By: Madison White, Uloop
When your student moves out on their own for the first time, you might start to feel overwhelmed with questions and details. It can be easy to get caught up in all the logistics of moving. You’ll also need to find the right balance between being helpful and taking over the whole process. After all, it is them moving and not you! Luckily, there are some great ways for you to help make their college apartment transition as smooth as possible.
1. Where are they going to live?
As the realtors say, location, location, location. It is of the utmost importance that your student knows exactly where they’ll be living next semester. Depending on the area, college apartments can be leased months in advance or moved in to pretty immediately. Because you’re probably a parent who likes to plan ahead, try helping your student find a place sooner rather than later. This way, they won’t be panicking to find an apartment during the weeks before school. They could also be forced into paying higher rent prices because an immediate move-in means less availability.
If you’re still looking, try talking with your child about a few key things. Firstly, they should know whether or not they are going to be living with roommates. It is likely that they will be, so they all need to be on the same page about what they’re looking for. Next, they should narrow down the general location that they want to live. Do they want to be right next to the university, or are they okay with driving into campus? The answers to these will help you narrow down your search. And finally, they need to think about the price range. Most college students don’t have a lot of money so they will need to find something reasonably priced.

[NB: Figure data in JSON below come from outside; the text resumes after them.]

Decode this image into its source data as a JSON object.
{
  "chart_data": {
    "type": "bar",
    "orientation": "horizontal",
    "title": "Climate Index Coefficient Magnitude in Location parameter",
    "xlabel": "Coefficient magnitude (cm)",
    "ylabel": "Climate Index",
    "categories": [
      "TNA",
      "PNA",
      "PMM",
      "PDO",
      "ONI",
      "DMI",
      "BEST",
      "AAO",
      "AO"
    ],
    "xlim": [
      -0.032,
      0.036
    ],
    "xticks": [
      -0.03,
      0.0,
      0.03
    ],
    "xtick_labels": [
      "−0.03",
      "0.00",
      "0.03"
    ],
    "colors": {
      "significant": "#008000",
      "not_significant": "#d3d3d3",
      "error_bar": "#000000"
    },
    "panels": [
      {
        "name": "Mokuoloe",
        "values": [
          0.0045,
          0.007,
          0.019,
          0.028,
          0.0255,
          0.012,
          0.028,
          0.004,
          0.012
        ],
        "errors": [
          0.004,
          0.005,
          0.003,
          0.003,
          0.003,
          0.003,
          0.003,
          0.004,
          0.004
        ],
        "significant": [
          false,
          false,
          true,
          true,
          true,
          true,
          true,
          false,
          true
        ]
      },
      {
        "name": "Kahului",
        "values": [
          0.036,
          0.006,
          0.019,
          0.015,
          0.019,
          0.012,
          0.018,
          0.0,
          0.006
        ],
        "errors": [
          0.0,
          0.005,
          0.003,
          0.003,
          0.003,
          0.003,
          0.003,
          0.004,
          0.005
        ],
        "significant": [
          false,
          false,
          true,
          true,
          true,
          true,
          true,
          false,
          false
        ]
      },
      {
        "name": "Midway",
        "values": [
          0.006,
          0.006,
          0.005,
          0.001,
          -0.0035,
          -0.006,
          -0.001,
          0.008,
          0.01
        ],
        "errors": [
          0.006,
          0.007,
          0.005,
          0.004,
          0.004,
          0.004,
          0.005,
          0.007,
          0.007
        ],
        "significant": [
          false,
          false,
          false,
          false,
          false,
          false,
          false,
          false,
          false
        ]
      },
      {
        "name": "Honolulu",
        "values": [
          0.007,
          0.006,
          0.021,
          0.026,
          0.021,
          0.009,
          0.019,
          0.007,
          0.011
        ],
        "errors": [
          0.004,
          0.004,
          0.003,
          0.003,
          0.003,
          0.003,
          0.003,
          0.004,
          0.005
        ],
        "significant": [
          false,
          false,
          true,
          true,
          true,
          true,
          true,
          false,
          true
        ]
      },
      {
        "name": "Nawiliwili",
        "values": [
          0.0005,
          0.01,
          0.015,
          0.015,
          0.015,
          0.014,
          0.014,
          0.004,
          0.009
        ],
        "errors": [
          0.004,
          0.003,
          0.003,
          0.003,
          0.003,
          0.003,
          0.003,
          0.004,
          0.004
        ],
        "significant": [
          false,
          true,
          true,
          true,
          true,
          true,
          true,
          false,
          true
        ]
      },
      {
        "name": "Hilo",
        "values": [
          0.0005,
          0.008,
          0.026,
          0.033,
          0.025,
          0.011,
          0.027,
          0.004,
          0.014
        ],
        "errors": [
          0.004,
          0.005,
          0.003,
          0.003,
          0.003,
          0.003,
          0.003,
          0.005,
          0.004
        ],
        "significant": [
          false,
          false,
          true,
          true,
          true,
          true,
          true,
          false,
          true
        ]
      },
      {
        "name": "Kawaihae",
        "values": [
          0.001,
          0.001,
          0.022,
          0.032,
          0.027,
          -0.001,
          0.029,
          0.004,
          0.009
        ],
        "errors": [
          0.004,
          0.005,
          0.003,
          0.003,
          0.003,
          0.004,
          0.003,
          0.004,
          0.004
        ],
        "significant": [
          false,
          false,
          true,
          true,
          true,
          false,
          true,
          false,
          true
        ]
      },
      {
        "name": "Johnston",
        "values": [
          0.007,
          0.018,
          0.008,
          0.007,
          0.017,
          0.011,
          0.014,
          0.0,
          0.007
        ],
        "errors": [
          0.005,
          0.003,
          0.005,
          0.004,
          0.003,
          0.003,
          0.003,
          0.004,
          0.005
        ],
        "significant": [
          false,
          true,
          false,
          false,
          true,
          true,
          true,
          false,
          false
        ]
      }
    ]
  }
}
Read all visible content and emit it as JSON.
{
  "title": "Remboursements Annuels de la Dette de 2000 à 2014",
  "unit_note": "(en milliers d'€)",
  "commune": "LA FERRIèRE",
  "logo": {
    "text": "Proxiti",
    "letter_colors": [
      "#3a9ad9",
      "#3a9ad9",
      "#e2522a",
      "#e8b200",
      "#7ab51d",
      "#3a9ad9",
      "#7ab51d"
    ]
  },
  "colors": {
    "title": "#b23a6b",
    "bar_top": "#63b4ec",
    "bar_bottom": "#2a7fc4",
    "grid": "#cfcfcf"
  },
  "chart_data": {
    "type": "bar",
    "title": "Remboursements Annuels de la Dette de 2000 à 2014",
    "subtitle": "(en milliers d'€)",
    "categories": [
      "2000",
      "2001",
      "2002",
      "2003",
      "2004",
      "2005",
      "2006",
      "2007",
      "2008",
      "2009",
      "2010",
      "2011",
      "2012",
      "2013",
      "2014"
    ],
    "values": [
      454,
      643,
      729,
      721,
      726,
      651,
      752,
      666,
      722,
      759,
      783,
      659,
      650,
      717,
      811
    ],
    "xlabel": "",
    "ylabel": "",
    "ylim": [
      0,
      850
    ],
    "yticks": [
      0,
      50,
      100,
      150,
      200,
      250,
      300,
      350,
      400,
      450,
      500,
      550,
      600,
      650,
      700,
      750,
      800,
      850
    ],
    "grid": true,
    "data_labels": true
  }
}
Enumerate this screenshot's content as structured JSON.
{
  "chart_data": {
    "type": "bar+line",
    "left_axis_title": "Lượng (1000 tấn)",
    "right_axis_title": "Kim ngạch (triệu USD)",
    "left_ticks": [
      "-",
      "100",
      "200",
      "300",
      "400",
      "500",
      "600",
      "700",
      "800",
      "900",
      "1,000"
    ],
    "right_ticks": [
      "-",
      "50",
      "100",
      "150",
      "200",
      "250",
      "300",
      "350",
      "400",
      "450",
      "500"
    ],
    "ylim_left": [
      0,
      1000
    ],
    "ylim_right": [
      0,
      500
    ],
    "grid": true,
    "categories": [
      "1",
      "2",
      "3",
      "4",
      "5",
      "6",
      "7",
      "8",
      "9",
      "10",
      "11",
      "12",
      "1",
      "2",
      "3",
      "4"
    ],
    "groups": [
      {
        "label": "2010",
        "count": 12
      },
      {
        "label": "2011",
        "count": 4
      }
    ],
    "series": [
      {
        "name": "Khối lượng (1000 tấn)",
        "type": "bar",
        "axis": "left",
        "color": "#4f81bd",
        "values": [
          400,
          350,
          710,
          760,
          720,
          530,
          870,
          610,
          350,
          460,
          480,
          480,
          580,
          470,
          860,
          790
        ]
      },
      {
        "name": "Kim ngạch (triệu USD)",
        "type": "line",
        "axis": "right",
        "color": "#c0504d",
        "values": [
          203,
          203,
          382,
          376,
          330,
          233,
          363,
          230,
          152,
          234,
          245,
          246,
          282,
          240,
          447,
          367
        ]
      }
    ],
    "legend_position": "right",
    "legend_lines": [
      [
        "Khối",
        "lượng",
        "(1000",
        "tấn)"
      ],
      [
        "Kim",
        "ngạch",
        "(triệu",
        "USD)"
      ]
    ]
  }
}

2. What will the move entail?
Once they know where they are moving to, then you will need to begin preparing for the actual move. The actual moving situation may differ greatly based on your child’s situation. Are they moving from home or from another apartment? Will it be a long drive or is the distance relatively small? These will help you plan for the day.
You should also think about how many items your student has. If they are moving from a different apartment, they may have many more things than if they were moving from home or from the dorms. If this is the case, you may need to consider renting a moving van or borrowing a truck of some kind.
Try to also figure out what date they need to move on and how many people they will need to help. You may need to persuade some family members or some of their friends to help with the move. Make sure to ask people early so that they won’t be busy on the day.
3. What items will they need?
After you have successfully moved their things into the new place, you can better evaluate what kinds of things they are missing. If your student has other roommates, it is very possible that they have brought along some of these items that they can share with the entire apartment. It works really well for roommates to share things like pots, pans, dishes, cleaning supplies, and other general housework items. Make sure that you have checked with the other roommates before you go rushing off to buy something. You wouldn’t want to end up with double!
It is very likely that your student will need some larger items that aren’t necessary from the initial move in. These could include things like a vacuum cleaner, television, or extra storage space. This gives you the opportunity to look for things at a low cost. You can try checking secondhand stores or websites that might carry cheap, used items. This way, you won’t be spending a fortune just trying to outfit your student’s college apartment.
4. How will it look?
Now comes the fun part: decorating. For many parents, it can be easy to get a little carried away with decorations. You may be out shopping and see a cute painting or item that you think your child would love and be tempted to buy it. Make sure that you are using caution when buying decorations for your student’s apartment. Your taste may be very different from theirs. You should definitely let your child take the lead when it comes to decorative items. If you do see something that they might want, take a picture of them and ask. This way, you aren’t wasting money and they get to make the decisions.
Always remember that this is a crucial experience for your child as they are growing into an adult. Be ready to help whenever possible, but also allow for them to figure things out on their own.